Updated: 17 hours ago
The POLIN Museum of the History of Polish Jews, to give it its full title, is an impressive edifice. In the square adjacent to the building stands a monument commemorating the Warsaw Ghetto uprising that began on April 19 and ended on May 16, 1943.
Our museum guide described the arrival of the Jews, primarily from Prague, into what eventually became Poland, some 900 years ago. Due to their skill in commerce and trade, the Jews were protected by the local rulers; in fact, in pagan Poland, the Jews benefited from the tolerance and diversity of the population. However, with the advent of Roman Catholicism, the fortunes of the Jews changed. The Church incited against the Jews while the Polish rulers generally protected them.

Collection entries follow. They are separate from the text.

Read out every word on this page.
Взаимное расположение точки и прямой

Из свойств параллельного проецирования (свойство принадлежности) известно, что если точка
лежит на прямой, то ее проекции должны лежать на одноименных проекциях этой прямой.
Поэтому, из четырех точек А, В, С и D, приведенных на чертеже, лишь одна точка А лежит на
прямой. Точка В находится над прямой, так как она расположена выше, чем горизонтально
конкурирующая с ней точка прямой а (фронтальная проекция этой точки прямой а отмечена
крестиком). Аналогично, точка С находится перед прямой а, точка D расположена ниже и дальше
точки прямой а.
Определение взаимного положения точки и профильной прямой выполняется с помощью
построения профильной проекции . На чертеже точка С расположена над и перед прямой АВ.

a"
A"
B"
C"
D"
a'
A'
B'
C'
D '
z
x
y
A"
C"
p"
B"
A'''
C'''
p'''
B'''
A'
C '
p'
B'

The tour took us through the yo-yo history of the Jews in Poland up to and including the Holocaust and the post-Holocaust era. Our guide did her best but we were tired. As the culminating outing of our journey, we were wilting under a surfeit of information and it was difficult to focus and retain all the factoids.

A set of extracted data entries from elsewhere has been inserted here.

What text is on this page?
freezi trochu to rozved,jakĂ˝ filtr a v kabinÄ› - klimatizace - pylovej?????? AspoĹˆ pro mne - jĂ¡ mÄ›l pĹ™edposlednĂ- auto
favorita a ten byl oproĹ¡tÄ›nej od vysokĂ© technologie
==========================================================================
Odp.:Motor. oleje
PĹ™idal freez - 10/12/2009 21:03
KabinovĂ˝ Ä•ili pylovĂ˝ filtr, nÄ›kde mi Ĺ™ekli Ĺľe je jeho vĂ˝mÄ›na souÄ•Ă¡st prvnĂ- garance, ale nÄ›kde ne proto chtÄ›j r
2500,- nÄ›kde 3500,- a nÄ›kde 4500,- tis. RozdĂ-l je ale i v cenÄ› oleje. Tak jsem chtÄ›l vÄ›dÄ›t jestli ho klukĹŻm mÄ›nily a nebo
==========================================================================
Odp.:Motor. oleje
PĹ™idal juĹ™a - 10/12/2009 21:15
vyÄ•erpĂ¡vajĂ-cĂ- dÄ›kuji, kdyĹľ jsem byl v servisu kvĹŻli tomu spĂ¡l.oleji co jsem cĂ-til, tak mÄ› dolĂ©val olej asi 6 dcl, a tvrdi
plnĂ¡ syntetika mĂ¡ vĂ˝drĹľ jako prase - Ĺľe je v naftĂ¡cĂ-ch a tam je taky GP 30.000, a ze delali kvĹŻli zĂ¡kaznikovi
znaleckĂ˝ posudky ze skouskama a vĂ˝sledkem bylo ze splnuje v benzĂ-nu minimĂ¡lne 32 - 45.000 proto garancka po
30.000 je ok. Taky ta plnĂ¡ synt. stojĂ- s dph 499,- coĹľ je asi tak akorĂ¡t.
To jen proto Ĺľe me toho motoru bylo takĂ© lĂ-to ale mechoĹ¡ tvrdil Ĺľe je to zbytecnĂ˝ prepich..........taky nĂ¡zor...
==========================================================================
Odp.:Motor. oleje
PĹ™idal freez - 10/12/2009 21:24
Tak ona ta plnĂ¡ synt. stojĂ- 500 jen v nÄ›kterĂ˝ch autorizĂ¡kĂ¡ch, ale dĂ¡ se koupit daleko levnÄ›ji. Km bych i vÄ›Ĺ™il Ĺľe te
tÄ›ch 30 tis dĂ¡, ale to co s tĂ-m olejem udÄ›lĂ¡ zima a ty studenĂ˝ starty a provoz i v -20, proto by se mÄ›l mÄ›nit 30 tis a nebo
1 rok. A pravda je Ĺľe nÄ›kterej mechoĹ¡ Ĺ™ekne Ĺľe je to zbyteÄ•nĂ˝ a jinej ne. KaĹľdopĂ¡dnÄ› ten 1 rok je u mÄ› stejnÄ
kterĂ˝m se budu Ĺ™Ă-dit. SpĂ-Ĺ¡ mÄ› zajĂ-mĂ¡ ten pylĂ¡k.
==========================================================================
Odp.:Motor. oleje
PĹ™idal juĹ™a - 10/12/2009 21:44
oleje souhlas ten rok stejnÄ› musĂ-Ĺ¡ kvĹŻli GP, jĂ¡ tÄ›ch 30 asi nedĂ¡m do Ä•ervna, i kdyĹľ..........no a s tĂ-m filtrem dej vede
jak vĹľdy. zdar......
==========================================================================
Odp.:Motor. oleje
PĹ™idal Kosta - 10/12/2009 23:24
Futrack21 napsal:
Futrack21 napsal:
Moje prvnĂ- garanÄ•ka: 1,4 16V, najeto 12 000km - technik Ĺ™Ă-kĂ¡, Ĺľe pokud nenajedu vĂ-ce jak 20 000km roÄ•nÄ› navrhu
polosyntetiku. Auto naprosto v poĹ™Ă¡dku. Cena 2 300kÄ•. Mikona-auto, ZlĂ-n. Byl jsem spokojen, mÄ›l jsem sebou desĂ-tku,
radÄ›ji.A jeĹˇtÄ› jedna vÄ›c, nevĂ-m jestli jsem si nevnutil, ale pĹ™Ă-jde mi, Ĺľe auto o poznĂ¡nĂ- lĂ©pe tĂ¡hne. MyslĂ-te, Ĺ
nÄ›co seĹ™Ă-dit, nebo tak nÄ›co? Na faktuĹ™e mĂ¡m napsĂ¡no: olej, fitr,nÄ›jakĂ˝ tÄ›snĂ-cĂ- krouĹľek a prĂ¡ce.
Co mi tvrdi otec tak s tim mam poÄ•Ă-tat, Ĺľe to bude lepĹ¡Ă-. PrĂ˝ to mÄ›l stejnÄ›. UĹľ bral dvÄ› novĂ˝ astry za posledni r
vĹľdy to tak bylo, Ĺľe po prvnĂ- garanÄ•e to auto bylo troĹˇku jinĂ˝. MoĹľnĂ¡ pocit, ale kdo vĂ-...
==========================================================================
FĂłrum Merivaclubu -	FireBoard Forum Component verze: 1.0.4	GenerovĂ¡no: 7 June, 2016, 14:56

We perked up a bit when we found our relative Icchok Suknik in the list of names of the fighters in the Warsaw Ghetto uprising. Icchok (Itzhak) Suknik, nickname Koza (Polish for goat), is known for having saved the life of Mordechai Anielewicz, the leader of one of the resistance groups.
That evening, we met for a group dinner at a classy restaurant - paid for from our contributions to the kitty. It truly was an excellent meal.